New Dogs Trust data reveals behaviour issues driving owners barking mad

Katie Court
Authored by Katie Court
Posted: Saturday, June 1, 2024 - 12:00

Dogs Trust, the UK's leading dog welfare charity, has unveiled new data that reveals some of the most common behaviour issues facing dog owners in the UK.  

According to data released today from Dogs Trust's free Behaviour Support Line, separation anxiety and reactivity to people and other dogs are the most common behaviour issues facing owners who contact the charity for support. Barking and guarding type behaviours are also in the top five problem behaviours1.  

The new data also reveals the breed of dog most identified in calls to the Behaviour Support Line. Whilst most calls to the support line are about crossbreed dogs, which includes designer crossbreeds such as Cockapoos and Labradoodles, Cocker Spaniels, Border Collies and French Bulldogs are also high up the list. 

The Behaviour Support Line was launched in 2022 in direct response to feedback gathered by the charity's National Dog Survey which found that around 83% of dogs exhibited at least one "undesirable behaviour"2. 

To help the charity continue to shape its services, Dogs Trust is once again calling on dog lovers to take part in the country's largest dog census, the National Dog Survey. With more than a third of all UK homes now shared with at least one dog, the nation's largest dog welfare charity wants to hear from owners on everything from the most common canine behaviour traits, day-to-day habits, your relationship with your four-legged friend, and much more.  

Running until June 14th, Dogs Trust's National Dog Survey can be completed online at  

Worryingly, the results of the National Dog Survey over the last couple of years have also revealed some of the more alarming techniques some owners have used to improve their dog's behaviour, many of which could be making their behaviour worse. 

Some of the most startling methods revealed in the survey include misguided attempts to mimic dog or wolf behaviour, stemming from the debunked "dominance theory" and incorrectly assuming that dogs are in competition with one another to become "pack leader" or "alpha". These methods include: 

-       Pinning dogs to the floor on their back and growling or shouting. 

-       Squeezing dogs' ears to imitate bites. 

-       Rolling dogs on to their backs. 

Other physical punishments mentioned included lifting dogs off the ground or smacking them on the nose.  Dogs Trust strongly advises against these techniques, and instead asks owners who are struggling with their dogs' behaviour to instead seek expert advice. 

Katy Errock, Behaviour Support Line Manager at Dogs Trust, says: 

"Problem behaviours such as reactivity and separation anxiety can affect the well-being of both dogs and their owners alike, and the results of our National Dog Survey show that some owners could be making the situation worse by using in their bid to resolve the issues.  

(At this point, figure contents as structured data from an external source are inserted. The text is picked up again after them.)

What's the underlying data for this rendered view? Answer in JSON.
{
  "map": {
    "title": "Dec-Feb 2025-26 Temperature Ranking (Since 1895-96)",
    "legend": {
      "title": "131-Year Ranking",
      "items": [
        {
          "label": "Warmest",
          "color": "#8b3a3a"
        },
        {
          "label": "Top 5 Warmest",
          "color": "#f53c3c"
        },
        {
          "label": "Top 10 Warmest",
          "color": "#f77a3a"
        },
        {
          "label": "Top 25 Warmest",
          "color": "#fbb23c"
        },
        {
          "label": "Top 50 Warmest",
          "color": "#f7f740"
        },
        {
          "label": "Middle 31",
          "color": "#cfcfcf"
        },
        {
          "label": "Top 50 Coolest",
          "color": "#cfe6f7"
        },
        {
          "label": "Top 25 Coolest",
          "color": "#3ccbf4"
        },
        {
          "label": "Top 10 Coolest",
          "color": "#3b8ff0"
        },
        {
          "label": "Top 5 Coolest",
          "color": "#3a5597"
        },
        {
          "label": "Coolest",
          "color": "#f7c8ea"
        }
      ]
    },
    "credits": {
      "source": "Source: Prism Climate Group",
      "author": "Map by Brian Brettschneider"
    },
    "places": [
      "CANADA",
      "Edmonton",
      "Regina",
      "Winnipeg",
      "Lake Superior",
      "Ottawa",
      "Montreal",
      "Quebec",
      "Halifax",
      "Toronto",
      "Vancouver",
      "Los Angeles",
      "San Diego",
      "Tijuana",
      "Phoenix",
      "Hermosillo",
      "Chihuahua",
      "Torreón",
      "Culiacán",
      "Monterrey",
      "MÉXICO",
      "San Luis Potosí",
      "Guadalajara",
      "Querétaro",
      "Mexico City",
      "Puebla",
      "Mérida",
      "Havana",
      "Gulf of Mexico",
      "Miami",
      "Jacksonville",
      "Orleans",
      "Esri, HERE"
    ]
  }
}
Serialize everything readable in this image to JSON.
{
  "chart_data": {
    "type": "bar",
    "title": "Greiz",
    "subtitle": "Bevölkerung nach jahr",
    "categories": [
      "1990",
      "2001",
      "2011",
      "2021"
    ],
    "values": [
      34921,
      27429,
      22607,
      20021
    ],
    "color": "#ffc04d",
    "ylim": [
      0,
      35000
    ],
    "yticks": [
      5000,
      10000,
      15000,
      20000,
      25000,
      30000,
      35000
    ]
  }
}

"It's vital that owners seek expert advice as early as possible if they are struggling with any element of their dog's behaviour. 

"We want to hear from dog owners from across the UK so we can continue to provide the services that they need. The insights gained from this year's National Dog Survey will ensure Dogs Trust can continue to adapt the way we support dogs and their owners, helping them to live the best lives possible together."